Similarly, the Democrats need a convincing program, rather than platitudes. For starters they should advocate an infrastructure program that directly creates jobs at living wages plus benefits, targeting the hardest hit areas. They should put a stop to Wall Street's financial strip-mining practices that have loaded up corporations with debt, milked them through stock buybacks and driven manufacturing off-shore. And they need to move towards Medicare for All as well as free higher education, which would provide enormous economic help for struggling working families.

But Wall Street will never feel comfortable with policies that cut-back into their profitability. It is far less costly to the bottom line to call for social justice for minorities, immigrants, women, and the LBGTQ communities, rather than redistributive policies which reverse runaway inequality.

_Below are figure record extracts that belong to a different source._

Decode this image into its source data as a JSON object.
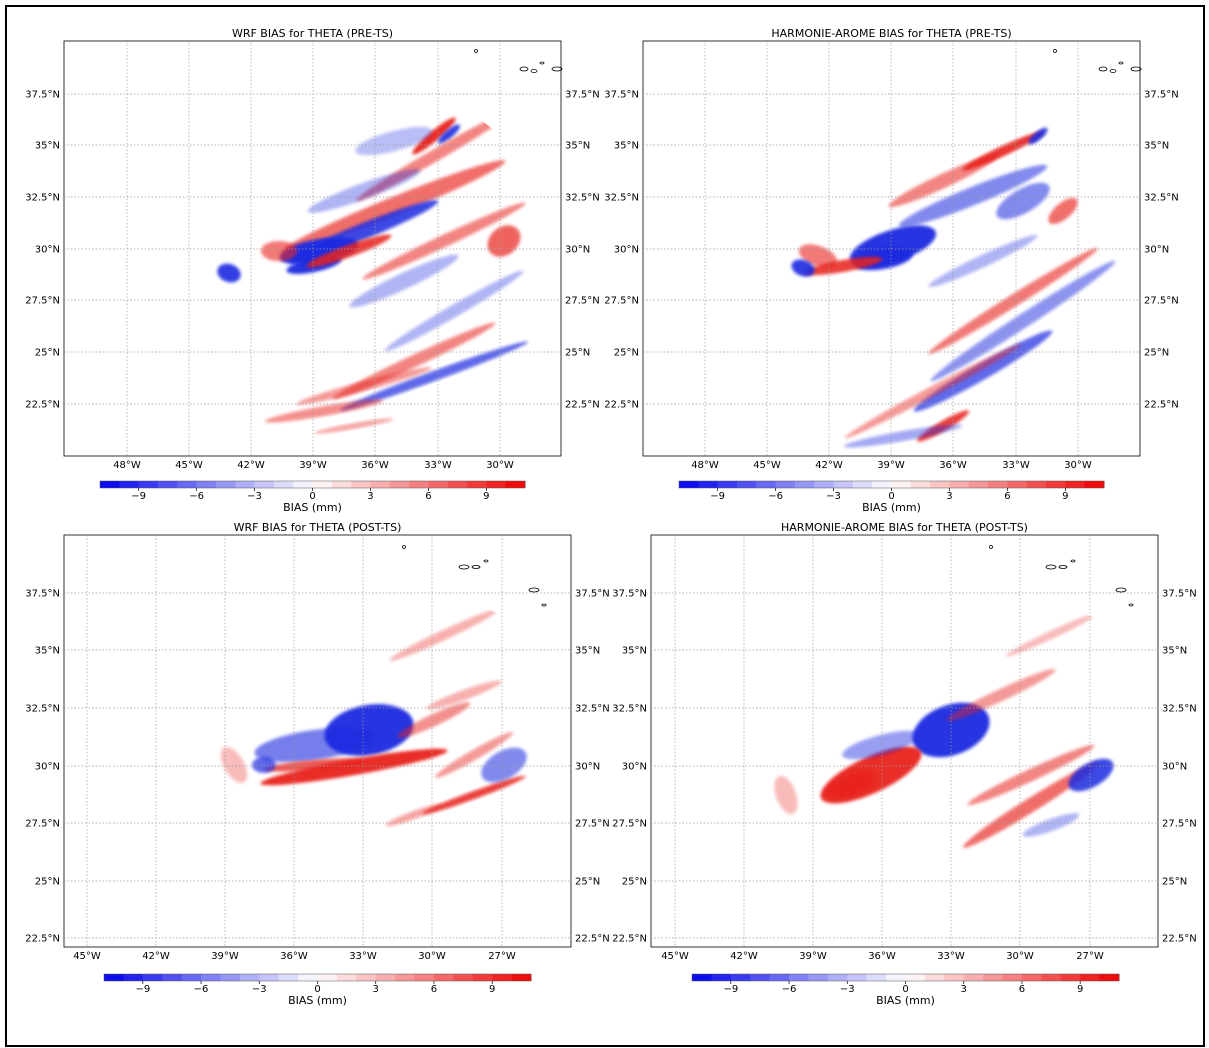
{
  "panels": [
    {
      "id": "wrf-pre",
      "title": "WRF BIAS for THETA (PRE-TS)",
      "lat_labels": [
        "37.5°N",
        "35°N",
        "32.5°N",
        "30°N",
        "27.5°N",
        "25°N",
        "22.5°N"
      ],
      "lon_labels": [
        "48°W",
        "45°W",
        "42°W",
        "39°W",
        "36°W",
        "33°W",
        "30°W"
      ]
    },
    {
      "id": "harm-pre",
      "title": "HARMONIE-AROME BIAS for THETA (PRE-TS)",
      "lat_labels": [
        "37.5°N",
        "35°N",
        "32.5°N",
        "30°N",
        "27.5°N",
        "25°N",
        "22.5°N"
      ],
      "lon_labels": [
        "48°W",
        "45°W",
        "42°W",
        "39°W",
        "36°W",
        "33°W",
        "30°W"
      ]
    },
    {
      "id": "wrf-post",
      "title": "WRF BIAS for THETA (POST-TS)",
      "lat_labels": [
        "37.5°N",
        "35°N",
        "32.5°N",
        "30°N",
        "27.5°N",
        "25°N",
        "22.5°N"
      ],
      "lon_labels": [
        "45°W",
        "42°W",
        "39°W",
        "36°W",
        "33°W",
        "30°W",
        "27°W"
      ]
    },
    {
      "id": "harm-post",
      "title": "HARMONIE-AROME BIAS for THETA (POST-TS)",
      "lat_labels": [
        "37.5°N",
        "35°N",
        "32.5°N",
        "30°N",
        "27.5°N",
        "25°N",
        "22.5°N"
      ],
      "lon_labels": [
        "45°W",
        "42°W",
        "39°W",
        "36°W",
        "33°W",
        "30°W",
        "27°W"
      ]
    }
  ],
  "colorbar": {
    "label": "BIAS (mm)",
    "ticks": [
      "−9",
      "−6",
      "−3",
      "0",
      "3",
      "6",
      "9"
    ],
    "min_color": "#0000ee",
    "mid_color": "#ffffff",
    "max_color": "#ee0000"
  },
  "colors": {
    "positive": "#e8201f",
    "negative": "#1f2be0",
    "grid": "#9a9a9a"
  }
}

Better to write off the working class all together.

There is no reason to pit economic justice against social justice. The American working class is enormously diverse, including in manufacturing. (As of 2017, that workforce was 19.5% women, 10.1 % black, and 16.6% Hispanic.) They all deserve a party that demands economic as well as social justice, rather than being written off as Neanderthals.

If Trump weren't such a xenophobic, infantile narcissist, he could once again build a powerful 2020 campaign on these issues in the Midwest. He could claim that he is the only president in the last 40 years who had the guts to challenge free-trade agreements and dramatically cut unemployment to record lows. Hopefully, he will continue to believe that economic issues are "boring" compared to sending the armed troops to the border to stave off an invasion of women and children.